Add or edit Azure role assignment conditions using the Azure portal
An Azure role assignment condition is an optional check that you can add to your role assignment to provide more fine-grained access control. For example, you can add a condition that requires an object to have a specific tag to read the object. This article describes how to add, edit, view, or delete conditions for your role assignments using the Azure portal.
Prerequisites
For information about the prerequisites to add or edit role assignment conditions, see Conditions prerequisites.
Step 1: Determine the condition you need
To get some ideas about conditions that could be useful to you, review the examples in Example Azure role assignment conditions for Blob Storage.
Currently, conditions can be added to built-in or custom role assignments that have blob storage data actions or queue storage data actions. These include the following built-in roles:
- Storage Blob Data Contributor
- Storage Blob Data Owner
- Storage Blob Data Reader
- Storage Queue Data Contributor
- Storage Queue Data Message Processor
- Storage Queue Data Message Sender
- Storage Queue Data Reader
Step 2: Choose how to add condition
There are two ways that you can add a condition. You can add a condition when you add a new role assignment or you can add a condition to an existing role assignment.
New role assignment
Follow the steps to Assign Azure roles using the Azure portal.
On the Conditions (optional) tab, click Add condition.
If you don't see the Conditions (optional) tab, be sure you selected a role that supports conditions.
The Add role assignment condition page appears.
Existing role assignment
In the Azure portal, open Access control (IAM) at the scope where you want to add a condition. For example, you can open a subscription, resource group, or a resource.
Currently, you can't use the Azure portal to add, view, edit, or delete a condition add at a management group scope.
Click the Role assignments tab to view all the role assignments at this scope.
Find a role assignment that has storage data actions that you want to add a condition to.
In the Condition column, click Add.
If you don't see the Add link, be sure you're looking at the same scope as the role assignment.
The Add role assignment condition page appears.
Step 3: Review basics
Once you have the Add role assignment condition page open, you can review the basics of the condition. Role indicates the role that the condition will be added to.
For the Editor type option, leave the default Visual selected.
Once you add a condition, you can toggle between Visual and Code.
(Optional) If the Description box appears, enter a description.
Depending on how you chose to add a condition, you might not see the Description box. A description can help you understand and remember the purpose of the condition.
Step 4: Add actions
In the Add action section, click Add action.
The Select an action pane appears. This pane is a filtered list of data actions based on the role assignment that will be the target of your condition. For more information, see Azure role assignment condition format and syntax.
Select the actions you want to allow if the condition is true.
If you select multiple actions for a single condition, there might be fewer attributes to choose from for your condition because the attributes must be available across the selected actions.
Click Select.
The selected actions appear in the action list.
Step 5: Build expressions
In the Build expression section, click Add expression.
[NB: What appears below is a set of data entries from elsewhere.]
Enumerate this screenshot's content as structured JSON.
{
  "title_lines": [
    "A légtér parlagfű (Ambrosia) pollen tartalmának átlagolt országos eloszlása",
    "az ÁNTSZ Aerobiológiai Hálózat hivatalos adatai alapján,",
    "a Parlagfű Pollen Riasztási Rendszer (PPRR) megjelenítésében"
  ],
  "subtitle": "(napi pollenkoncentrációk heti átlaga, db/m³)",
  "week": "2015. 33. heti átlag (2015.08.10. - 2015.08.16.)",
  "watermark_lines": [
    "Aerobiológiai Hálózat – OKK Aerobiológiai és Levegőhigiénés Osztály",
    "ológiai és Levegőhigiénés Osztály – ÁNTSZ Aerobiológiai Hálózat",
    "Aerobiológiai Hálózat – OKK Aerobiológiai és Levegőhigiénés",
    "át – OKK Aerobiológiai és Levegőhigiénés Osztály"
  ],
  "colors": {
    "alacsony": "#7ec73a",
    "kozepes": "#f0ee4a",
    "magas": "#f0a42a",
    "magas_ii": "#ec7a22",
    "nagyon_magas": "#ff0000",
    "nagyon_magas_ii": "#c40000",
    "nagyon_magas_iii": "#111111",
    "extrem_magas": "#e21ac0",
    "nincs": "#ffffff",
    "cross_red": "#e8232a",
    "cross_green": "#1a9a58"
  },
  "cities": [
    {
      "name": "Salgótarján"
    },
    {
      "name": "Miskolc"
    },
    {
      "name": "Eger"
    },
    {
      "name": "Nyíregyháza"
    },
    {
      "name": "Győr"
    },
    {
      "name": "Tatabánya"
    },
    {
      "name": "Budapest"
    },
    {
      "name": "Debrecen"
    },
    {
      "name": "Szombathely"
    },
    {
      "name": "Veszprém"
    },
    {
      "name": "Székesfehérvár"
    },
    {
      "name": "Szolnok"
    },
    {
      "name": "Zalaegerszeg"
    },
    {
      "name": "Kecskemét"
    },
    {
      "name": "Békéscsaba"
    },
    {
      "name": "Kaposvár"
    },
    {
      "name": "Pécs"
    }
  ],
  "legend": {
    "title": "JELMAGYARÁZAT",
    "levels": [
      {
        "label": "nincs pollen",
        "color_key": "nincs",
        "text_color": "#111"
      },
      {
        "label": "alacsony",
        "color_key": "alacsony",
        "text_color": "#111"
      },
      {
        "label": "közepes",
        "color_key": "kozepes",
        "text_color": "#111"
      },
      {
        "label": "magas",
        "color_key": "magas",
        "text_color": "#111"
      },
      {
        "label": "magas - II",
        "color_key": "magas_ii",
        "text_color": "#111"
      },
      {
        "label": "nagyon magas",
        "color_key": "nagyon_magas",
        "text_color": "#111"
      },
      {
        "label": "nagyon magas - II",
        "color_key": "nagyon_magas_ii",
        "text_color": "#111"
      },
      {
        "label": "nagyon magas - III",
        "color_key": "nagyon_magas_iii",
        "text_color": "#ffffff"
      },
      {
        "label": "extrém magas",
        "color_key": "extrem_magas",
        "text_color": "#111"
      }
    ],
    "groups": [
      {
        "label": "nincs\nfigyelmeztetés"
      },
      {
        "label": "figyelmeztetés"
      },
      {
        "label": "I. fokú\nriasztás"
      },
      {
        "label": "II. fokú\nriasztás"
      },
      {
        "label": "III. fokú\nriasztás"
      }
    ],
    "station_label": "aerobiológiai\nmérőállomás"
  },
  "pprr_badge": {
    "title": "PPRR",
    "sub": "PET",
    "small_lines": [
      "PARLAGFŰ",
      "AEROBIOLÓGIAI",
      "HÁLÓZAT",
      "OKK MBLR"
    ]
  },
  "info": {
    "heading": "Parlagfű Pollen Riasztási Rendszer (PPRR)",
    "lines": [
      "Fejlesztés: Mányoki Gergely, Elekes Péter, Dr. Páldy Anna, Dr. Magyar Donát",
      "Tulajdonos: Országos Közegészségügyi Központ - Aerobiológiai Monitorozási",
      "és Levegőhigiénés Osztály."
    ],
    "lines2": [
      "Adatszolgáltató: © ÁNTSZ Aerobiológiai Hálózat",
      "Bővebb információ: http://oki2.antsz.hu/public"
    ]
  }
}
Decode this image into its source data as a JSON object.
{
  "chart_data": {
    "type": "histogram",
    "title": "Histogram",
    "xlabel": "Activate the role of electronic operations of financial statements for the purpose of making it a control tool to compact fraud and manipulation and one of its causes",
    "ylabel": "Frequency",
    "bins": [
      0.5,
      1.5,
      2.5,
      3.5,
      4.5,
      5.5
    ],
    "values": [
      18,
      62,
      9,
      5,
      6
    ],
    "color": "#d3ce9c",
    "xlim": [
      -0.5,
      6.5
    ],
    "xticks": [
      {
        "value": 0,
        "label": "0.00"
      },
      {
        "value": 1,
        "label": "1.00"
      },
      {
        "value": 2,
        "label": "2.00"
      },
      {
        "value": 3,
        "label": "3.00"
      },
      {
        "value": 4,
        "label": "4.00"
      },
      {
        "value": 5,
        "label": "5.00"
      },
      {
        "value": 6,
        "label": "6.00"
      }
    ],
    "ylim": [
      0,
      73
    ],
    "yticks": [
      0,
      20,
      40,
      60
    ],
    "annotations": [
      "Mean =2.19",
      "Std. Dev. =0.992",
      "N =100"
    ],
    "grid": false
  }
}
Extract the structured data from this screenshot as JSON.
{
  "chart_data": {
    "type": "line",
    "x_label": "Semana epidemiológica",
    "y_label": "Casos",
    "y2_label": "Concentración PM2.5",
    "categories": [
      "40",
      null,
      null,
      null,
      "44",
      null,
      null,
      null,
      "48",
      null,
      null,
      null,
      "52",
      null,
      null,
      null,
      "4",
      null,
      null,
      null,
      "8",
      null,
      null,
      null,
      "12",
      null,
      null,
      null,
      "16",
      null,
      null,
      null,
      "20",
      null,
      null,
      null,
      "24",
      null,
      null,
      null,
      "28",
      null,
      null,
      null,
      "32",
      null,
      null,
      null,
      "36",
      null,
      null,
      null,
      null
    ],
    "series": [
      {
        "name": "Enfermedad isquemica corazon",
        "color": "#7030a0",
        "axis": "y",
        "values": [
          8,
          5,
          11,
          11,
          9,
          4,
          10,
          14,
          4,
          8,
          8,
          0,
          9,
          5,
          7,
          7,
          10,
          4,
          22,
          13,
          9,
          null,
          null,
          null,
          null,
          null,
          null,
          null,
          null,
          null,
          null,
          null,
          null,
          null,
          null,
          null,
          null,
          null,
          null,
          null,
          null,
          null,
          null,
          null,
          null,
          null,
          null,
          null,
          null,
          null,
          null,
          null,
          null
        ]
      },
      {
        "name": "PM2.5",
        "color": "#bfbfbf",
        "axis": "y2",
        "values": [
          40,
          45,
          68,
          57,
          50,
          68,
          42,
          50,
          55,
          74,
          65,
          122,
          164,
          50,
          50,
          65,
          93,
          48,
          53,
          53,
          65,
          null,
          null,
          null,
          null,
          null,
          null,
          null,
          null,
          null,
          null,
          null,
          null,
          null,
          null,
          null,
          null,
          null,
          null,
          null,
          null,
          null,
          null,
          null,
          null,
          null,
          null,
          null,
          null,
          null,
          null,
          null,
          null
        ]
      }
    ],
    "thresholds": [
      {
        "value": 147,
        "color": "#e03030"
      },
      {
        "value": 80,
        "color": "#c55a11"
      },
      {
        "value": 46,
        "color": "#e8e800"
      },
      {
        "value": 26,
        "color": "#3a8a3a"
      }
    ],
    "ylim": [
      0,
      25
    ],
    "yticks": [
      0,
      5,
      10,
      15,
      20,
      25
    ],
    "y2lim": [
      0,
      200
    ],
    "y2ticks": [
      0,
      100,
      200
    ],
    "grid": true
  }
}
The Expressions section expands.
In the Attribute source list, select where the attribute can be found.
- Environment indicates that the attribute is associated with the network environment over which the resource is accessed such as a private link, or the current date and time.
- Resource indicates that the attribute is on the resource, such as container name.
- Request indicates that the attribute is part of the action request, such as setting the blob index tag.
- Principal indicates that the attribute is a Microsoft Entra custom security attribute principal, such as a user, enterprise application (service principal), or managed identity.
In the Attribute list, select an attribute for the left side of the expression.
For more information about supported attribute sources and individual attributes, see Attributes.
Depending on the attribute you select, boxes might be added to specify additional attribute details or operators. For example, some attributes support the Exists function operator, which you can use to test whether the attribute is currently associated with the resource such as an encryption scope.
In the Operator list, select an operator.
For more information, see Azure role assignment condition format and syntax.
In the Value box, enter a value for the right side of the expression.
Add more expressions as needed.
If you add three or more expressions, you might need to group them with parentheses so the connecting logical operators are evaluated correctly. Add check marks next to the expressions you want to group and then select Group. To remove grouping, select Ungroup.
Step 6: Review and add condition
Scroll up to Editor type and click Code.
The condition is displayed as code. You can make changes to the condition in this code editor. The code editor can be useful for pasting sample code, or for adding more operators or logic to build more complex conditions. To go back to the visual editor, click Visual.
Click Save to add the condition to the role assignment.
View, edit, or delete a condition
In the Azure portal, open Access control (IAM) for the role assignment that has a condition that you want to view, edit, or delete.
Click the Role assignments tab and find the role assignment.
In the Condition column, click View/Edit.
If you don't see the View/Edit link, be sure you're looking at the same scope as the role assignment.
The Add role assignment condition page appears.
Use the editor to view or edit the condition.
When finished, click Save. To delete the entire condition, click Delete condition. Deleting the condition does not remove the role assignment.